If you’re treating your lawn or garden with fertilizers, herbicides, or insecticides, always follow the manufacturer’s instructions carefully and keep your dog away from the treated area until the products are completely dry. When you’re finished, store these products safely away from your dog’s reach.
Take care if you’re using any household products that could contain potentially health-threatening pollutants such as cleaning agents, pesticides, paints and varnishes. Also be aware of any microbial and fungal agents found in air conditioners, air ducts, filters and humidifiers. Keep your dog away from the area where the pollutants are and provide plenty of ventilation. Lead-based paint, linoleum and caulking compounds should all be removed with extreme caution, as they all contain lead, and must always cleaned up thoroughly afterwards. Contact your vet immediately if your dog shows any signs of ingestion including: vomiting, diarrhoea or constipation, loss of appetite, muscle co-ordination, blindness or seizures.

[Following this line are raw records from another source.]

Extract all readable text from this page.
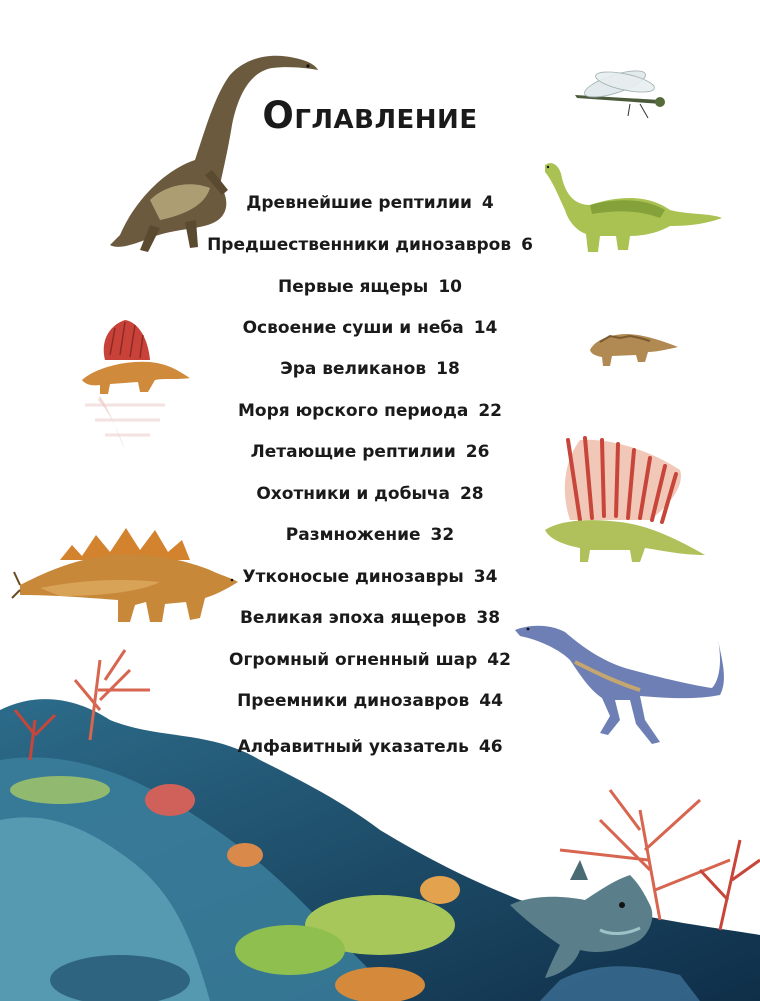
Оглавление
Древнейшие рептилии 4
Предшественники динозавров 6
Первые ящеры 10
Освоение суши и неба 14
Эра великанов 18
Моря юрского периода 22
Летающие рептилии 26
Охотники и добыча 28
Размножение 32
Утконосые динозавры 34
Великая эпоха ящеров 38
Огромный огненный шар 42
Преемники динозавров 44
Алфавитный указатель 46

Some of your pretty plants in your home or garden can actually be poisonous, and even fatal, to dogs if ingested. See below for more information.

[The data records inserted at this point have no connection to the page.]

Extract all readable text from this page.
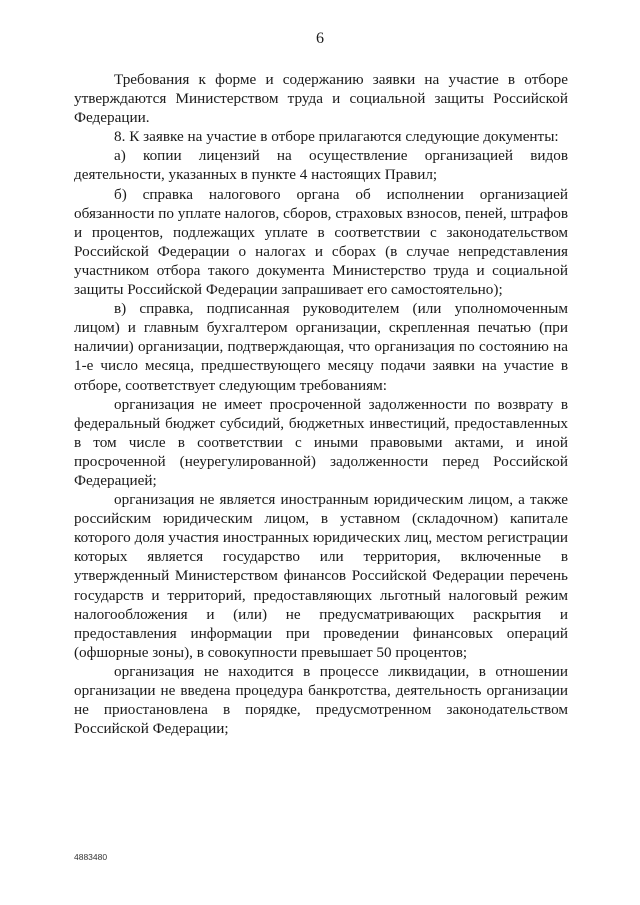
6

Требования к форме и содержанию заявки на участие в отборе утверждаются Министерством труда и социальной защиты Российской Федерации.

8. К заявке на участие в отборе прилагаются следующие документы:

а) копии лицензий на осуществление организацией видов деятельности, указанных в пункте 4 настоящих Правил;

б) справка налогового органа об исполнении организацией обязанности по уплате налогов, сборов, страховых взносов, пеней, штрафов и процентов, подлежащих уплате в соответствии с законодательством Российской Федерации о налогах и сборах (в случае непредставления участником отбора такого документа Министерство труда и социальной защиты Российской Федерации запрашивает его самостоятельно);

в) справка, подписанная руководителем (или уполномоченным лицом) и главным бухгалтером организации, скрепленная печатью (при наличии) организации, подтверждающая, что организация по состоянию на 1-е число месяца, предшествующего месяцу подачи заявки на участие в отборе, соответствует следующим требованиям:

организация не имеет просроченной задолженности по возврату в федеральный бюджет субсидий, бюджетных инвестиций, предоставленных в том числе в соответствии с иными правовыми актами, и иной просроченной (неурегулированной) задолженности перед Российской Федерацией;

организация не является иностранным юридическим лицом, а также российским юридическим лицом, в уставном (складочном) капитале которого доля участия иностранных юридических лиц, местом регистрации которых является государство или территория, включенные в утвержденный Министерством финансов Российской Федерации перечень государств и территорий, предоставляющих льготный налоговый режим налогообложения и (или) не предусматривающих раскрытия и предоставления информации при проведении финансовых операций (офшорные зоны), в совокупности превышает 50 процентов;

организация не находится в процессе ликвидации, в отношении организации не введена процедура банкротства, деятельность организации не приостановлена в порядке, предусмотренном законодательством Российской Федерации;

4883480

Plants that are poisonous to dogs
The following is a list of plants that can be toxic to pets so keep a watchful eye on your dog if you have any of them around your home or garden, and have a think about whether you should remove them. The list isn’t exhaustive, but you can find more information at The Veterinary Poisons Information Service (VPIS). Although the VPIS only handles direct enquiries from vets (not pet owners), its website does provide some useful information.
- Aloe Vera
- Apple (seeds)
- Apricot (pit)
- Autumn Crocus
- Cherry (seeds and wilting leaves)
- Easter Lily
- Elephant Ears
- English Ivy, Poison Ivy, Devil's Ivy and other ivies
- Oriental Lily
- Peach (wilting leaves and pits)
- Tomato Plant (green fruit, stem and leaves)
- Bird of Paradise
- Indian Rubber Plant
- Lily of the Valley
- Peace Lily
- Poinsettia (low toxicity)
- Swiss Cheese Plant
- Tiger Lily
- Weeping Fig
If you have any concerns about what food is bad for dogs or any potential toxins your dog may have ingested, you should always speak with your vet in the first instance to obtain advice and guidance.